Караковый жеребец оскалил зубы и встал на дыбы.
– Огонь! – невольно вырвалось у меня.
– Его звать Анхиз, ваше сиятельство.
– Огонь! – повторил я.
Жеребец перебирал сухими жилистыми ногами, вертел длинной мускулистой шеей и скалил зубы.
– Он улыбается вам.
Жеребца увели.
– Хронометр – от короля Неаполя Роберта Мартелло!
«Какая громадина! Вся из дерева. И она создана для того, чтобы ловить такие ничтожно малые часы и минуты. Подарить, что ли, этому Мартелло мои кварцевые часы?»
– Их много, даров? – спросил я Рассказчика.
– Много, но среди них нет главного.
– «Энеиду» Вергилия в мягкой обложке из бархата – от Данте Алигьери!
Я невольно поднял брови, выразив целую гамму чувств, как опытный актер старой японской школы.
– Ларец с красками и набором кистей – от живописца Джотто ди Бондоне!
– Борода, думаю, это тебе пригодится, – шепнул я приятелю.
У него загорелись глаза.
– Ларь с перцем, мускатным орехом и шафраном – от архитектора Джованни Пизано!
«Что ж, я не венецианский дож, это не Венеция и шафран – не валюта, значит, не взятка. Приму и шафран».
Наконец с дарами было покончено. Все они были унесены в мои покои, а конь-огонь уведен в стойло.
– С вашего соизволения мы хронометр разместим на третьей башне, – сказал Управляющий. – Он в ваших покоях не поместится.
Я всемилостивейше и светлейше соизволил.
– Недурно было бы восход и заход солнца отмечать стрельбой из пушки, – неосторожно сказал я и посмотрел на палящее солнце в зените.
– Извольте повторить, – попросил Управляющий. – Стрельбой из чего?
– Хорошо. В другой раз, – сказал я.
– Ваше сиятельство, у меня к вам конфиденциальный разговор. Короткий, но безотлагательный.
Я кивнул своим спутникам, чтобы шли отдыхать, а мы с Управляющим медленно двинулись по розовой аллее к дворцу.
– Прежде всего позволю себе высказать мое глубокое удовлетворение вашей почтительностью, с которой был принят вами драгоценный дар от нашего несравненного комедиографа Данте Алигьери. Я распорядился книгу положить вам в изголовье.
– Благодарю вас, вы очень любезны, – сказал я.
– Теперь, собственно, о предмете конфиденциальности. Один дар от лица, пожелавшего остаться неизвестным (он граф), я не счел возможным предоставить на всеобщее обозрение. Прошу извинить меня за самоуправство.

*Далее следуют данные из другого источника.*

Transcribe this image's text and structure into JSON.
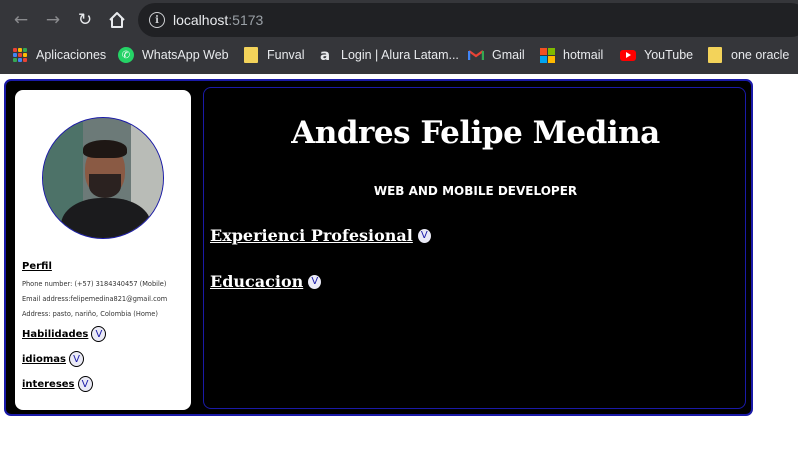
{
  "browser": {
    "url_host": "localhost",
    "url_port": ":5173",
    "bookmarks": [
      {
        "label": "Aplicaciones",
        "icon": "apps-grid-icon"
      },
      {
        "label": "WhatsApp Web",
        "icon": "whatsapp-icon"
      },
      {
        "label": "Funval",
        "icon": "folder-icon"
      },
      {
        "label": "Login | Alura Latam...",
        "icon": "alura-icon"
      },
      {
        "label": "Gmail",
        "icon": "gmail-icon"
      },
      {
        "label": "hotmail",
        "icon": "microsoft-icon"
      },
      {
        "label": "YouTube",
        "icon": "youtube-icon"
      },
      {
        "label": "one oracle",
        "icon": "folder-icon"
      }
    ]
  },
  "sidebar": {
    "profile_title": "Perfil",
    "phone": "Phone number: (+57) 3184340457 (Mobile)",
    "email": "Email address:felipemedina821@gmail.com",
    "address": "Address: pasto, nariño, Colombia (Home)",
    "sections": [
      {
        "label": "Habilidades",
        "toggle": "V"
      },
      {
        "label": "idiomas",
        "toggle": "V"
      },
      {
        "label": "intereses",
        "toggle": "V"
      }
    ]
  },
  "main": {
    "name": "Andres Felipe Medina",
    "role": "WEB AND MOBILE DEVELOPER",
    "sections": [
      {
        "label": "Experienci Profesional",
        "toggle": "V"
      },
      {
        "label": "Educacion",
        "toggle": "V"
      }
    ]
  }
}
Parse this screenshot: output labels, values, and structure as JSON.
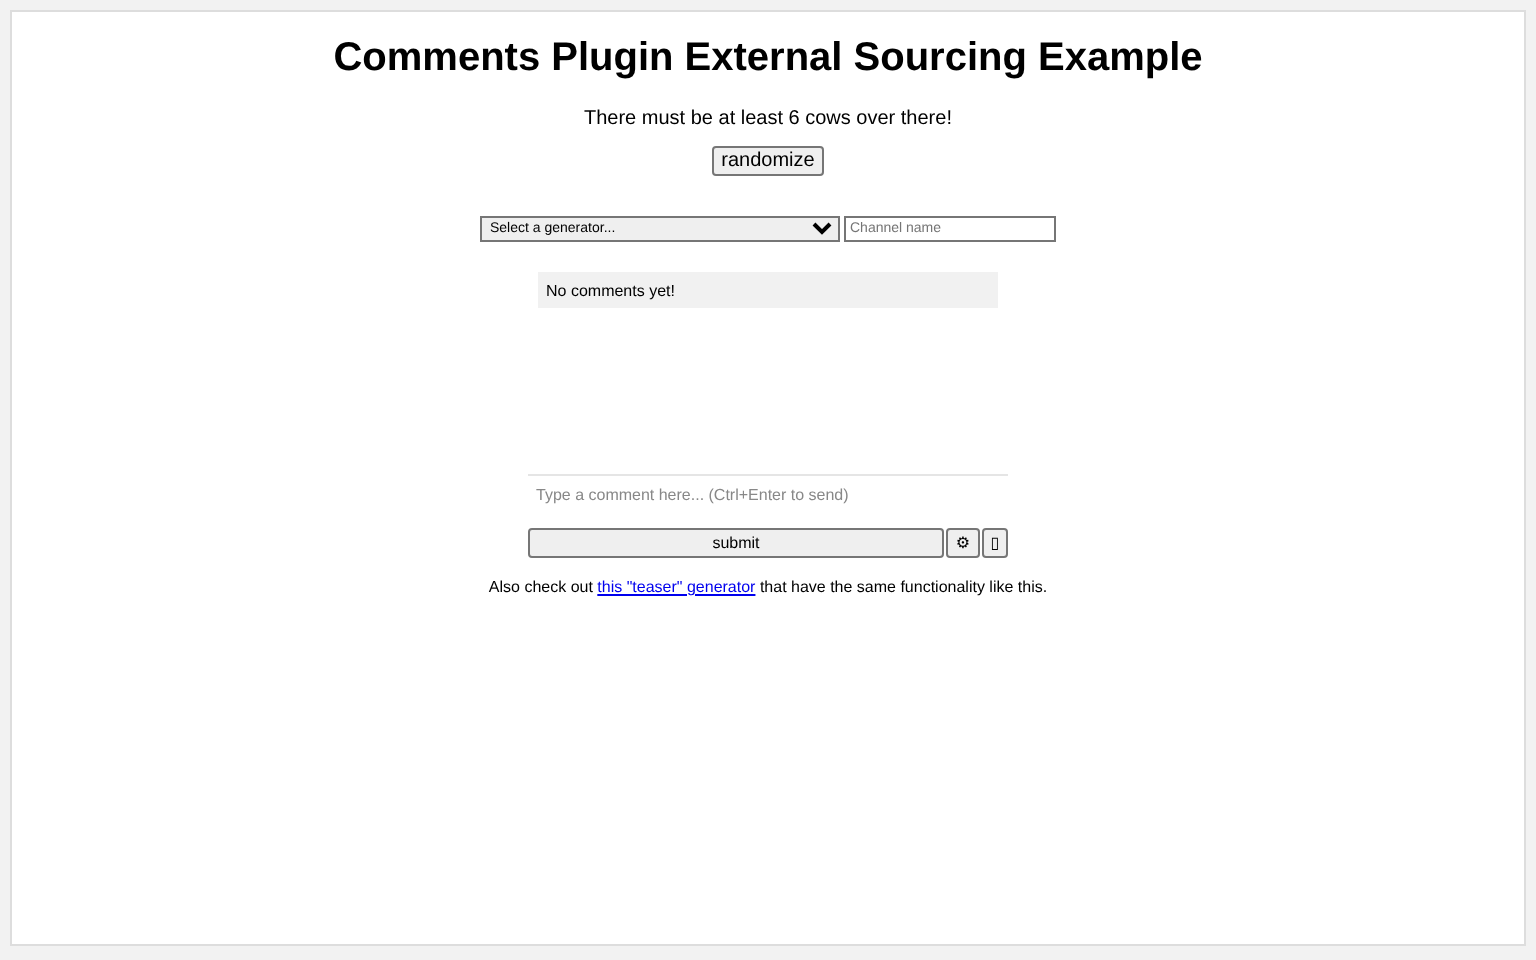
{
  "title": "Comments Plugin External Sourcing Example",
  "message": "There must be at least 6 cows over there!",
  "randomize_button": "randomize",
  "generator_select": {
    "value": "Select a generator..."
  },
  "channel_field": {
    "placeholder": "Channel name"
  },
  "comments": {
    "empty_text": "No comments yet!"
  },
  "comment_field": {
    "placeholder": "Type a comment here... (Ctrl+Enter to send)"
  },
  "buttons": [
    {
      "kind": "submit",
      "label": "submit"
    },
    {
      "kind": "icon",
      "label": "⚙"
    },
    {
      "kind": "icon",
      "label": "▯"
    }
  ],
  "note": {
    "before": "Also check out ",
    "link": "this \"teaser\" generator",
    "after": " that have the same functionality like this."
  }
}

– Да ради бога! Продолжайте.
– Это лицо прислало вам из Венеции прекрасное зеркало, обрамленное неизвестным мне материалом. Скорее всего, китайским. Оно удивительным образом копирует день и ночь. Когда в нем ночь, оно серое и в нем довольно сносно видишь свое собственное изображение. А когда в нем день, в нем появляется масса различных изображений, таких ярких, что себя уже и не видишь. Есть очень странные изображения, похожие на ночные кошмары или на персонажей «Комедии» Данте. И самое интересное, – Управляющий понизил голос и оглянулся, чем очень удивил меня, – что зеркало не отпускает эти изображения. В нем столько накопилось их, что от тесноты они начинают драться и убивать друг друга. Там сплошь смерть и насилие. И я опасаюсь, – перешел он на шепот, – я опасаюсь, как бы это зеркало не лопнуло и из него, как из ящика Пандоры, не вывалились на человечество все эти злобные и кровожадные изображения. Люди не справятся с ними. Здесь нужна рука Бога. Это зеркало у вас в опочивальне. Я его на всякий случай, от греха подальше, накрыл плащом.

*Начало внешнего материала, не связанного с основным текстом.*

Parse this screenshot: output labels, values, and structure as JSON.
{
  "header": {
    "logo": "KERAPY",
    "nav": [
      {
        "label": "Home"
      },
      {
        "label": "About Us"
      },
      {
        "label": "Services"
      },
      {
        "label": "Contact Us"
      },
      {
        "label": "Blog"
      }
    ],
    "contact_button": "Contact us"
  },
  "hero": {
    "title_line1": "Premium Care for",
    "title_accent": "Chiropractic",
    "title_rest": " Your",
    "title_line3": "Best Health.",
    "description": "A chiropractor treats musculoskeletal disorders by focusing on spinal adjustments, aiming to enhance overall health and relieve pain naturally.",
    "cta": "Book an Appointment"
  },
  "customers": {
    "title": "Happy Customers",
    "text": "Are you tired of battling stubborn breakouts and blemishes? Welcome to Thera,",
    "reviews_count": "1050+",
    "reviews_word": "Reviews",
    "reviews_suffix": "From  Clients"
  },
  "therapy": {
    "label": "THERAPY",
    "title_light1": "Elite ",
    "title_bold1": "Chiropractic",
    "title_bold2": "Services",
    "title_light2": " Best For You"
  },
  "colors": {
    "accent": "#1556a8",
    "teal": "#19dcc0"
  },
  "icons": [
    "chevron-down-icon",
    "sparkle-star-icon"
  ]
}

– И что же оно само… включается? Я хотел сказать, меняет свои изображения, чередует день и ночь?
– Нет, там есть такой рычажок…
«Бог ты мой, да это же телевизор!» – я посмотрел по сторонам, не видно ли где линии электропередачи, чем черт не шутит – что мы знаем о средневековье? ЛЭП не было. Значит, кабель или на батарейках.
Я искренне поблагодарил Управляющего за предупреждение и заверил его, что не допущу, чтобы на человечество вывалилась вся эта мразь зазеркалья. Мало того, подумал я, я уничтожу эту гадину в самом зародыше, пока она не наплодила мириады змеенышей и те не расползлись по всему свету. Посланцы тьмы. Когда на ТV начинается день, на земле настает ночь. Надо так его уничтожить, чтобы ни одна его часть, ни один винтик, не попали в руки какому-нибудь средневековому гению и очередное дитя любопытства и любознательности не приблизило бы конец света на несколько веков.